Автобаны: для гонщиков и для пушечного мяса
Фридрих Киттлер — о том, что история дорог, ставших гордостью Германии и Лос-Анджелеса, неотделима от истории мировых войн
«Разногласия» публикуют статью теоретика и историка медиа Фридриха Киттлера, впервые опубликованную в 1984 году. На русский язык текст Киттлера перевела Александра Новоженова.
Трагедия, как мы все знаем, началась на перепутье трех дорог со случайного столкновения запряженной мулом повозки и пешехода — тирана по имени Лай и его неузнанного сына [1]. Ее можно было бы избежать, если бы Дельфы и Коринф были соединены снабженным разделительной полосой автобаном без перекрестков. Вот поэтому Хайнер Мюллер и не Софокл, а все его публицистические ламентации об исчезновении драматических встреч бьют совершенно мимо цели. Там, где бог случая (чьи гермы когда-то освящали собой каждый греческий перекресток) уходит со сцены, начинают править прямые шоссе и их кентавры. Больше никакой драмы, только движение танков от Вердена до Волоколамска и дальше: «И даже если на земле сожженной / Пустые танки истребят друг друга» [2].
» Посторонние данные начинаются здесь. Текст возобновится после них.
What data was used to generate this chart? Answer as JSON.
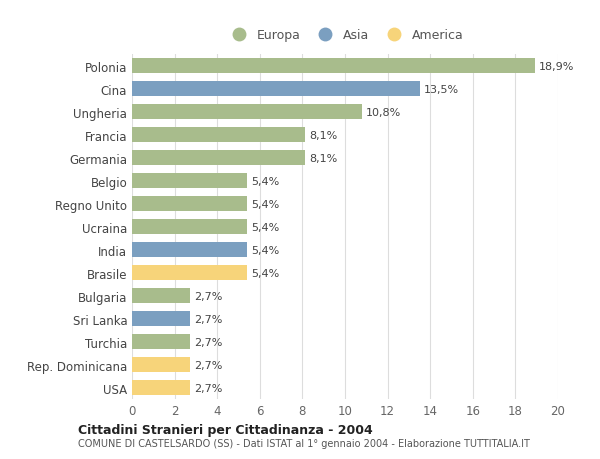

В конце романа «Радуга тяготения» вас, читателя романа, настигает последний выпуск новостей ПНС Лос-Анджелес. За секунды до того, как первая или последняя ракета V-2 взрывается над Лос-Анджелесом, «Фольксваген» Управляющего уносит вас по шоссе Санта-Моника, «шоссе для шизиков», шоссе, которое «по своему обыкновению, предстает сценой всех автоглупостей, известных человечеству» (Пинчон: 1987).
По встречной полосе «мусоровозы дружно направляются на север, к шоссе Вентура». В центре ЛА вы попадаете во все более плотный трафик. Когда вы движетесь по шоссе Голливуд, вас опережают «таинственная крытая фура и жидководородный танкер» — как раз такие конвои и моторакетные части отправлял по автобанам генерал-лейтенант войск СС Ганс Каммлер между сентябрем 1944-го и мартом 1945-го. И когда электрический детонатор, придуманный самим Гитлером, срабатывает в ракете, несущейся на ЛА, на одну миллисекунду в ослепительной вспышке ее разрывающегося заряда вы видите, что они такое — все шоссе и рейхсавтобаны этого мира…
Больше никакой драмы, только движение танков от Вердена до Волоколамска и дальше.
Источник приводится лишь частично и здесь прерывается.